Teri and I were asked to teach an embroidery workshop for the BAS members, and as we were throwing around some ideas about how to structure it, Teri came up with the idea of embellishing a Potts block with embroidery. The simplicity of the blocks lends itself to embroidery, so we picked the December block and started to work on our sample. I did the first sample, so we would have some advertisement for the workshop in March.

Teri did the same stitches for her sample with just a few variations in placement and thread color. We chose to use a fused appliqué method since we would be making kits for the workshop, and all the pieces would be anchored with the buttonhole stitch.

Since I had already finished my sample, I thought I would do another block since the first one went together so quickly. I chose to do the February block and used a bit of silk ribbon embroidery for the flower centers and a piece of French ombré ribbon for the bud. This second block allowed us to show how versatile these blocks can be with regard to embellishment.

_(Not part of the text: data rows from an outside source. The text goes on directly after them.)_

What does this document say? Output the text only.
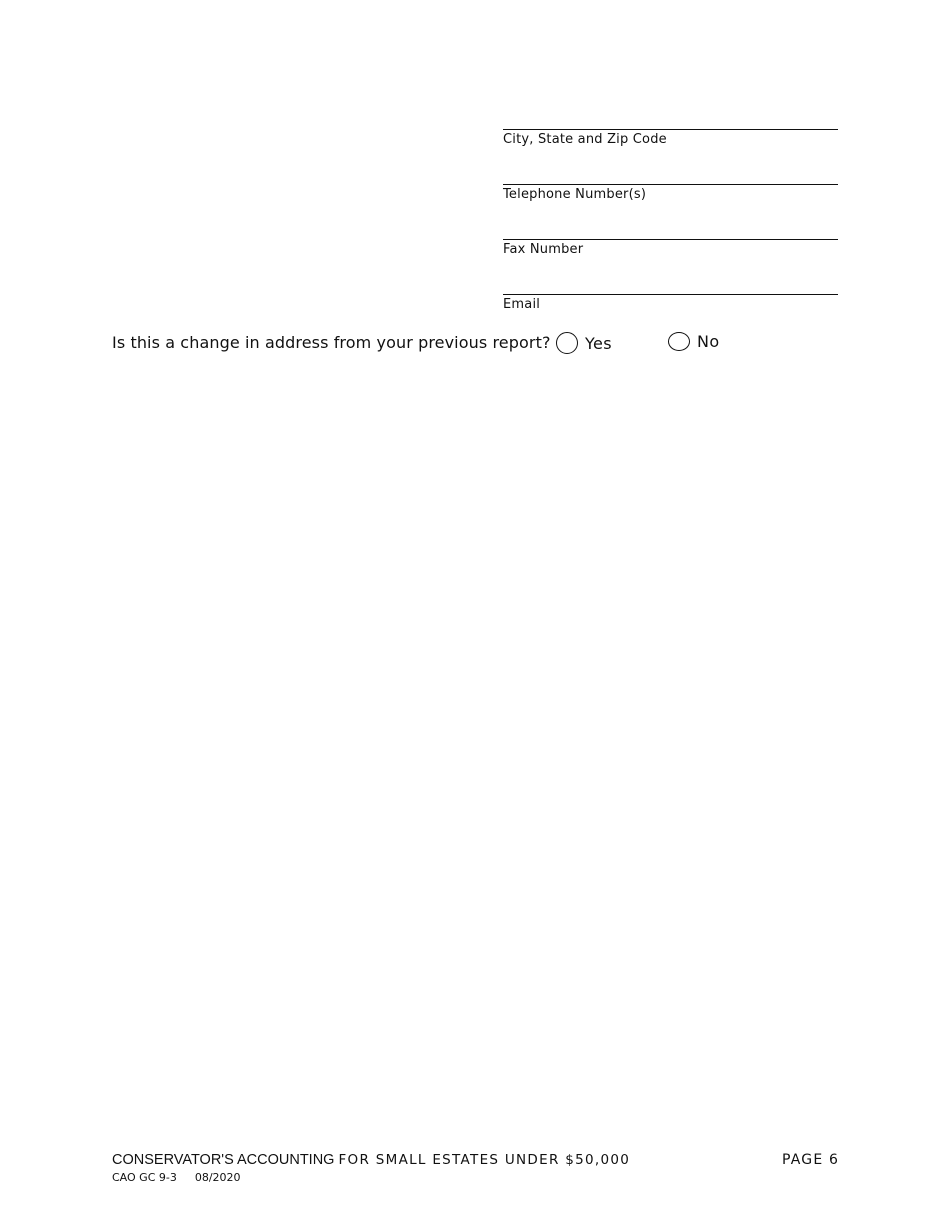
City, State and Zip Code
Telephone Number(s)
Fax Number
Email
Is this a change in address from your previous report? Yes	No
CONSERVATOR'S ACCOUNTING FOR SMALL ESTATES UNDER $50,000	PAGE 6
CAO GC 9-3 08/2020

We had 24 ladies for the workshop, and it went so well that we forgot to take pictures! We learned various embroidery stitches and even played with the ribbon stitch as part of the acorn cap.

When I first saw the Potts pattern for sale a couple of years ago, I thought it was pretty, but I chose then not to purchase it. Now that I've done two of the blocks, I've not only purchased the pattern (currently on sale for 50% off), but am hoping to work my way through all the blocks. In fact, I've just started the February block in batiks.

Fused appliqué or needle-turn, I think you will find that these blocks are mildly addicting. Other stitchers around the country have caught on to the Potts block attraction. Fellow BAS member, Nanette Chopin Cook, has started a few blocks and tells about them on her blog, Chopin—A Passionate Quilter.

If you would like to see the quilt in person, you can visit the Winterthur Museum in Winterthur, Delaware. If you can't visit in person, check out these blogs for more pictures and details of their visits to the museum: Jacquelynne Steves, The Art of Home and What a Load of Scrap.

When we were stitching on these blocks, they provided us with thoughts of the spring flowers to come. Now as I stitch on my latest Potts block, I can look out my window and actually see those spring flowers. Hopefully, we have inspired you to take a closer look at this lovely quilt and to maybe begin stitching one for yourself!